Names in the configuration file
In configuration files, we represent directory names as a "section" with one
"attr = value" line per RDN component. Relevant documentation is in
x509v3_config(3)
and openssl-req(1
). For example:
subjectAltName = dirName:dir_sect
[dir_sect]
C = UK
O = My Organization
OU = My Unit
CN = My Name
So in the configuration file, we only have to handle the syntax of the
individual value elements, the DN as a whole is not parsed. The string_mask
affects the encoding of the various strings, and defaults to utf8only
(other
values are not recommended).
Only the ca
and req
commands process the string mask, though user
applications can do the same by calling ASN1_STRING_set_default_mask_asc()
,
which is an undocumented and non-thread-safe function. The comments above the
code say:
/*-
* This function sets the default to various "flavours" of configuration.
* based on an ASCII string.
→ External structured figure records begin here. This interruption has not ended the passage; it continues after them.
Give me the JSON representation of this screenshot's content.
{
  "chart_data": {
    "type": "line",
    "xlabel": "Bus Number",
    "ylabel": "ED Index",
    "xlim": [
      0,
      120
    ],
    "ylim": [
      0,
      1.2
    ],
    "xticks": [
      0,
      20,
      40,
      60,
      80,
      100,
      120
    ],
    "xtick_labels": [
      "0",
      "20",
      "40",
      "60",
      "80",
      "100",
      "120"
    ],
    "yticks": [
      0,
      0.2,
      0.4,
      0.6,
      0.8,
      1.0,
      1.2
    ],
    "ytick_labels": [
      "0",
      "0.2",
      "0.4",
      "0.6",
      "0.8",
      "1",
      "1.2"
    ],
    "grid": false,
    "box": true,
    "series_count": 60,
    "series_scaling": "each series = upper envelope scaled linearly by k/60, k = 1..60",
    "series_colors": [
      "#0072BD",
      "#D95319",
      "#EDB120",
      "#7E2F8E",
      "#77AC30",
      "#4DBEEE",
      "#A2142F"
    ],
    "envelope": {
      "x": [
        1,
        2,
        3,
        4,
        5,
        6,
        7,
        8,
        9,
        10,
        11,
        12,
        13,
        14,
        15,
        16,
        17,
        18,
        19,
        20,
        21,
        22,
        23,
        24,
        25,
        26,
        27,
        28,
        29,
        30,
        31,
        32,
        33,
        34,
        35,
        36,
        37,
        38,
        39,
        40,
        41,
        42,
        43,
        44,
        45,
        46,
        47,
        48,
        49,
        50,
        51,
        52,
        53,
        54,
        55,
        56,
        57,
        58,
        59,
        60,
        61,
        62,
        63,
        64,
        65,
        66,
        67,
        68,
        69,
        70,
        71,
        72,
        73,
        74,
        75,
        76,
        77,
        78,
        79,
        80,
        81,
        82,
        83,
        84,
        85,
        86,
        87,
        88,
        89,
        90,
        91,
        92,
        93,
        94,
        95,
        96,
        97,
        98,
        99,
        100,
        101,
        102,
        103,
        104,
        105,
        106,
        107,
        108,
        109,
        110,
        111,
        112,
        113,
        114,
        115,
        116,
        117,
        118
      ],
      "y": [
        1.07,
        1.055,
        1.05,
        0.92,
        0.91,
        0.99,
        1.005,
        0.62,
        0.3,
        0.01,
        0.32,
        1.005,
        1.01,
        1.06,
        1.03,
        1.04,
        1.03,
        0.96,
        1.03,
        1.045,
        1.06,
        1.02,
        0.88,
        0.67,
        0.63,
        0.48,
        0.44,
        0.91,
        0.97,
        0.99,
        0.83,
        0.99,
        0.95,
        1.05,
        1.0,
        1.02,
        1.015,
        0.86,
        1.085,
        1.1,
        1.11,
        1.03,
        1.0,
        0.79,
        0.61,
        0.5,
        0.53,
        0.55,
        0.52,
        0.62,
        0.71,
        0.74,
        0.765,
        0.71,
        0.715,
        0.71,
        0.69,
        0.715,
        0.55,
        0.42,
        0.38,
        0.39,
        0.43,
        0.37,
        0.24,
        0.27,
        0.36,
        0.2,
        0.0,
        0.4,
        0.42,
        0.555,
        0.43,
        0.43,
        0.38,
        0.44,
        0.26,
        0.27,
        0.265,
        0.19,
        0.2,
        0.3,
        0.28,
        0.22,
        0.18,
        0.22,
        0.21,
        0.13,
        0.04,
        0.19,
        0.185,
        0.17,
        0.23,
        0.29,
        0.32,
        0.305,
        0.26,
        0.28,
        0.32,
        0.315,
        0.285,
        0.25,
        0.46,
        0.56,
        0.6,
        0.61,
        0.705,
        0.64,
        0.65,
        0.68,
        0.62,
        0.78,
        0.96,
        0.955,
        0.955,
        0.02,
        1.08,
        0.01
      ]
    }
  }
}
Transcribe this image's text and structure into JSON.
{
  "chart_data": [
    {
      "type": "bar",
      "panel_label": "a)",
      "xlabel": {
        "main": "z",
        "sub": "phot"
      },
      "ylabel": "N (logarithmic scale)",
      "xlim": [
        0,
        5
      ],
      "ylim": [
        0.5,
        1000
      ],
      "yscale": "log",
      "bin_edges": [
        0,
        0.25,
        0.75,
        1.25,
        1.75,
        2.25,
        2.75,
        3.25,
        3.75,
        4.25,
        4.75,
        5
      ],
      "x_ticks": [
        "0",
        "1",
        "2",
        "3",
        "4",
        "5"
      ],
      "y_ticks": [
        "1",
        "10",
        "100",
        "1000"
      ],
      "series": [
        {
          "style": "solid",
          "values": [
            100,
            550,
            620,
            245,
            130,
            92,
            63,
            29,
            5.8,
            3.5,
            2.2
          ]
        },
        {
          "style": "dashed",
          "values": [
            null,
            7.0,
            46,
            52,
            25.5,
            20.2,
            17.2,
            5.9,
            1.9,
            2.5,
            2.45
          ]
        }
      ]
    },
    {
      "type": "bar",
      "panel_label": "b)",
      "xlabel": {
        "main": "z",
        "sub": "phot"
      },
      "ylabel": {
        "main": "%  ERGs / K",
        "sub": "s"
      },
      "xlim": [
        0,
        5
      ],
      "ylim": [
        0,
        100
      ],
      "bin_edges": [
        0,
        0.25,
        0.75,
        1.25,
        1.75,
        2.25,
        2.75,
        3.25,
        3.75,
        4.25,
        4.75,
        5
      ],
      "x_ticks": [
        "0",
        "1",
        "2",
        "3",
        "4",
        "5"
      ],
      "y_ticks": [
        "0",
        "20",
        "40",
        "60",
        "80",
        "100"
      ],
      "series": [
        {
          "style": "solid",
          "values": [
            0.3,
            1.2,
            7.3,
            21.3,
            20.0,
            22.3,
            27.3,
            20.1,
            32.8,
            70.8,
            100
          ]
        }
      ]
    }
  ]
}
Currently this is:
* MASK:XXXX : a numerical mask value.
* default : use Printable, IA5, T61, BMP, and UTF8 string types
* nombstr : any string type except variable-sized BMPStrings or UTF8Strings
* pkix : PKIX recommendation in RFC 5280
* utf8only : this is the default, use UTF8Strings
*/
Bottom-line is that for most users the DN components in the configuration file are already UTF8-friendly, the only thing to check is whether we support the desired set of attribute type names, both in the configuration file and while parsing a string representation of a complete DN.